Biyolojik cinsiyetten farklı olarak sosyal ve kültürel açıdan kadın ve erkeğin rol ve sorumluluklarına toplumsal cinsiyet adı verilmektedir. Farklı ve/veya aynı toplum içerisinde zamana bağlı olarak farklılık gösterebilen toplumsal cinsiyet algısı pek çok farklı akademik çalışma alanında araştırmalara konu olmuş ve olmaktadır. Dünya ölçeğinde birçok kültürde erkeklerin deneyimlerinin ve bakış açılarının toplumsal kuralların oluşmasında etkin olduğu ve kadınların daha çok erkekleri destekleyici rolleri üstlendiği görülmektedir. Kadınlar ve erkekler arasındaki bu rol dağılımının sonucu ise toplumsal eşitsizliğe neden olmasıdır. Dünya’da tarihsel açıdan ele alındığında her dönemde üretim ve yeniden üretim alanlarında oldukça önemli bir rol üstlenmekte olan ve nüfusunun yarısından fazlasını oluşturan kadınların bu eşitsizliğin bir sonucu olarak çalışma yaşamında dezavantajlı grup olması şaşırtıcı değildir. Türkiye’de 15-64 yaş grubunda istihdam oranı 2018 yılında %51,1 oranında gerçekleşmiştir. Çalışma yaşamında bulunanların %69,5’i erkek ve %32,6’sı kadın çalışanlardan oluşmaktadır.
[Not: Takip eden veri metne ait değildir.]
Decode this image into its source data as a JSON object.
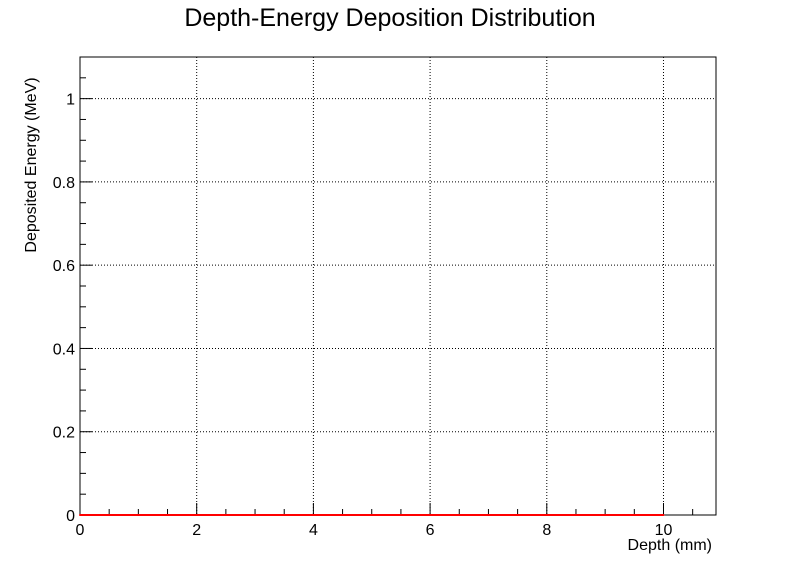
{
  "chart_data": {
    "type": "line",
    "title": "Depth-Energy Deposition Distribution",
    "xlabel": "Depth (mm)",
    "ylabel": "Deposited Energy (MeV)",
    "xlim": [
      0,
      10.9
    ],
    "ylim": [
      0,
      1.1
    ],
    "x_ticks": [
      0,
      2,
      4,
      6,
      8,
      10
    ],
    "x_tick_labels": [
      "0",
      "2",
      "4",
      "6",
      "8",
      "10"
    ],
    "y_ticks": [
      0,
      0.2,
      0.4,
      0.6,
      0.8,
      1
    ],
    "y_tick_labels": [
      "0",
      "0.2",
      "0.4",
      "0.6",
      "0.8",
      "1"
    ],
    "grid": true,
    "series": [
      {
        "color": "#ff0000",
        "x": [
          0,
          0.5,
          1,
          1.5,
          2,
          2.5,
          3,
          3.5,
          4,
          4.5,
          5,
          5.5,
          6,
          6.5,
          7,
          7.5,
          8,
          8.5,
          9,
          9.5,
          10
        ],
        "values": [
          0,
          0,
          0,
          0,
          0,
          0,
          0,
          0,
          0,
          0,
          0,
          0,
          0,
          0,
          0,
          0,
          0,
          0,
          0,
          0,
          0
        ]
      }
    ]
  }
}
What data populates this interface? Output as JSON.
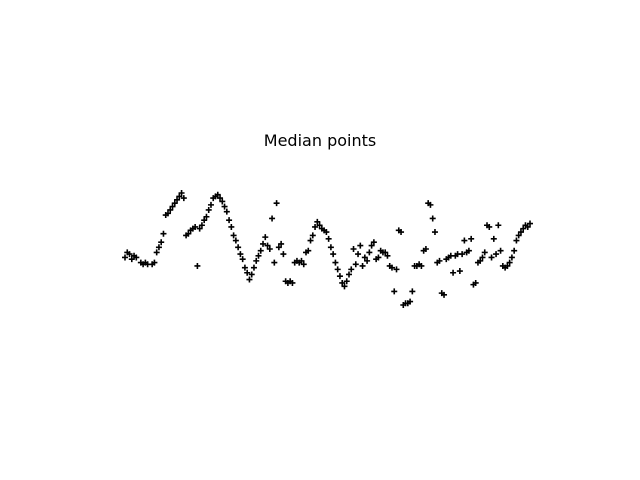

Çalışma hayatında yer alan kadınların erkelere oranla sayısal olarak düşük olduğu görülmektedir. Ancak çalışma yaşamında aktif olarak yer almakta olan tüm kadın ve erkekler için iş sağlığı ve güvenliği konusu son derece önemli bir konudur. Bu çalışmada Türkiye’nin imzalamış olduğu Uluslararası Çalışma Örgütü (ILO) sözleşmeleri, Türkiye’de 2012 yılında yayınlanarak yürürlüğe giren 6331 sayılı İş Sağlığı ve Güvenliği kanunu ve bağlı yönetmelikleri toplumsal cinsiyet açısından irdelenmeye çalışılmıştır. Çalışma Türkiye anayasasında yer alan “kanun önünde eşitlik” ilkesi temel alınarak değerlendirilmiştir.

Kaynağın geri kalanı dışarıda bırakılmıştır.